I agree that GLBT activists need to embrace nonviolence, and I also think Steven's point is an excellent one.
At the action we held at the ex-gay conference in Woodstock a month ago, I wanted to be sure that I followed principles of nonviolence. The sign I held was a rainbow fish, and we sang hymns of love and peace and we prayed.
However, we had no control over other groups that came, and some groups (in my opinion) presented a message that was counter to what we were trying to accomplish. While I appreciated the presence of all groups at the protest, I simply couldn't stay when people started yelling "Christian fascists have to go!" That was my cue to leave. There was also a small group of people holding signs that focused on gay sex -- which ended up supporting the "gays want to shove gay sex in our faces" opinion that many CC's already feel.
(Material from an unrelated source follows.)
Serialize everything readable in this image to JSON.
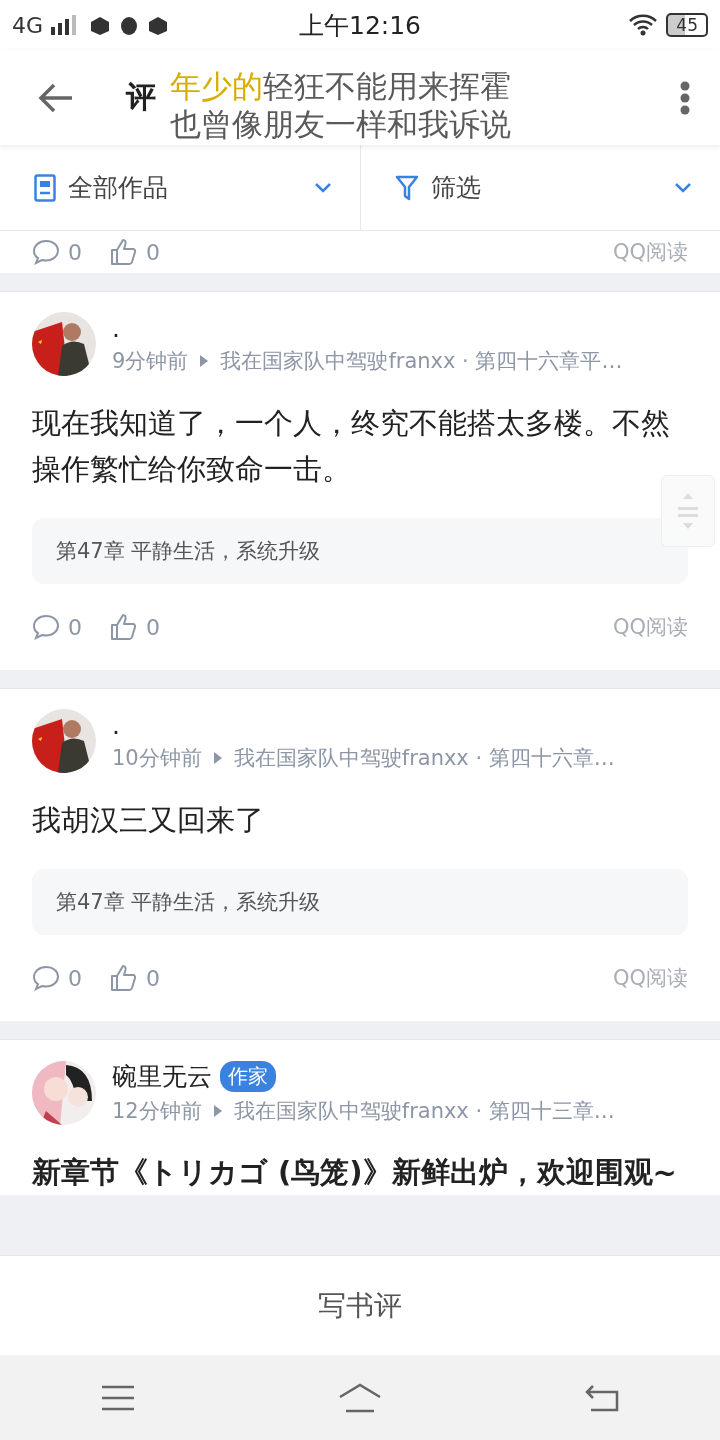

I wish we could all be of one mind supporting nonviolence to achieve GLBT equality. We of course have no control over what other groups choose to do. The key might be continuing work to attract people to Soulforce, increasing our numbers and, thereby, our influence for nonviolent methods of social change.
One problem we encountered at Woodstock, I think, was the misperception that Soulforce is a "Christian" group. There is such anger within the GLBT community, so many who have been hurt by their church and religion in general, that there was some wariness even of Soulforce! So many GLBT people not only don't embrace religion or spirituality any more -- they actively oppose it because of the pain and fear it has wrought in their lives. Who hasn't, at some point, lashed out against that which has hurt them the most? Many GLBT folks I know resent Christianity so much, that I'm afraid any mention of the spiritual or religious sends them running.